В то время я пристрастился к научной фантастике. Был один роман европейского писателя, кажется поляка, о планете, где мысли людей обретают плоть. Подумаешь об умершей жене — и она снова в твоей постели. Подумаешь о чудовище — и оно через ухо заберется в твой мозг. В таком роде.
Кто-то может спать под включенным вентилятором, а кто-то нет. Ормус Кама умел опрокидывать комнату и лежать под вентилятором, словно в механическом оазисе. Вина же как-то призналась мне, что никогда не могла отделаться от ощущения, будто эта чертова штуковина способна оторваться от потолка и подлететь к ней, пока она спит. Ей снились кошмары, в которых ее обезглавливали крутящиеся лопасти вентилятора. Лично я всегда любил вентилятор. Я устанавливал минимальную скорость и лежал, чувствуя, как привычное дуновение нежно пробегает по коже. Оно успокаивало, казалось, что я лежу у океана вблизи экватора и меня окатывают теплые волны — теплее, чем кровь. С отцом все было наоборот. «Какая бы ни была жара, — говорил Виви Мерчант, — от этого чертова сквозняка я начинаю дрожать и мерзнуть. В общем, он у меня сидит в печенках».

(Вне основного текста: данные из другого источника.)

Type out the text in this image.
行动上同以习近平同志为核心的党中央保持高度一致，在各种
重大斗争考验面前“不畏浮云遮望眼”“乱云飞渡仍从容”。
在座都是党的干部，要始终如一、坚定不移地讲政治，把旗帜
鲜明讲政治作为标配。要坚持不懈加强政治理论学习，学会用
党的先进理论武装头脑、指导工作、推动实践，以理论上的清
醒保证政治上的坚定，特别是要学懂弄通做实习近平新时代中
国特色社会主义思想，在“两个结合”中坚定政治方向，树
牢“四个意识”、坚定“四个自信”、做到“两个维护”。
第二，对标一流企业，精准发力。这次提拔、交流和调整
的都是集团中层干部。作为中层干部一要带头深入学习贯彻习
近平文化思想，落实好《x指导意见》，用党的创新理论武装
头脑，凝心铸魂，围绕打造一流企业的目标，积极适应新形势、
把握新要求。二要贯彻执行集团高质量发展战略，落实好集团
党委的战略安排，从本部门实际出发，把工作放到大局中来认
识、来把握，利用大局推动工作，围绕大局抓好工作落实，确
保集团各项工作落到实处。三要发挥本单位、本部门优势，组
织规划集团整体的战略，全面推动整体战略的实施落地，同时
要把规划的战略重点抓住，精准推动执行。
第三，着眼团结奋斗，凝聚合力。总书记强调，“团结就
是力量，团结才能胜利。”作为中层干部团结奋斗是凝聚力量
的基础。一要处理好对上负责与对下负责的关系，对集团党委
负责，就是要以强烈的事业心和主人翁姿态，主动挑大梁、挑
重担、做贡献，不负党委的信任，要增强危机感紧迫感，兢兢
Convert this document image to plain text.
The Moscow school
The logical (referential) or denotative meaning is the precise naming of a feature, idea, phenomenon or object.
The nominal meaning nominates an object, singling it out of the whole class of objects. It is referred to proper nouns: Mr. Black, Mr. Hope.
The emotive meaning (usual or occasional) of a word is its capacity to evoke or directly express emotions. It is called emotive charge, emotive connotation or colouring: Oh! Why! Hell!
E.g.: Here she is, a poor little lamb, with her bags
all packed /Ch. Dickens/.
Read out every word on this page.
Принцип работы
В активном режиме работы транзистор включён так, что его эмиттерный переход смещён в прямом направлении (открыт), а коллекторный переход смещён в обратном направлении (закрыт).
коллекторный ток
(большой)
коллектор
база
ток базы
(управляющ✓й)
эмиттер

Зная это, я послушно выключил вентилятор и оставил его наедине с самим собой, оставил выбирать между живыми и мертвыми — выбор, который, надо полагать, оказался нетрудным, учитывая, что Амир была среди ушедших, а когорты остающихся включали всего лишь меня. Любовь больше, чем смерть, или сама — смерть. Некоторые считают, что песенный мастер Орфей был трусом, потому что не захотел умереть ради любви, не последовал за Эвридикой в загробный мир, а вместо этого пытался вытащить ее оттуда назад в жизнь, что противоречило законам природы, поэтому у него ничего и не вышло. Если принять эту точку зрения, то мой отец оказался смелее играющего на лире фракийца: ведь в своей погоне за Амир он не просил у хозяев потустороннего мира сделать для него исключение, не требовал обратного билета у чудовищ, стерегущих врата. Но Орфей и Эвридика были бездетны. В отличие от моих родителей.
Мой отец сделал свой выбор, но жить с этим выбором предоставил мне.
О, Нисси По, чья мать висела в козьем загоне в Виргинии много лет тому назад. Вина, мы связаны с тобой тем, что видели, бременем, которое должны нести всю жизнь. Они не хотели видеть нас взрослыми. Они недостаточно любили нас, чтобы подождать. А если мы нуждались в них? А еще тысяча и одно если?
Убийство — тяжкое преступление против убитого. Самоубийство — тяжкое преступление против тех, кто остается жить.
Рано утром меня разбудили слуги и отвели в его спальню. Они столпились в дверном проеме, с круглыми от ужаса глазами, почти обезумев от открывшегося их взорам зрелища, словно фигуры на шабаше ведьм у Гойи, которые зачарованно уставились на Козла. С вентилятора на потолке свисал В. В. Мерчант. Огни как петля. Орудием самоубийства послужил провод от торшера. Виви медленно вращался в потоке воздуха. Это заставило меня потерять самообладание, не позволило сохранить хладнокровие и взглянуть на все со стороны. У кого-то хватило ума, войдя сюда, включить вентилятор. «Кто это сделал?! — завопил я. — Кто включил этот чертов вентилятор?!»
«Сахиб, было жарко, сахиб, — отвечали фигуры с картины Гойи. — И потом — запах, сахиб».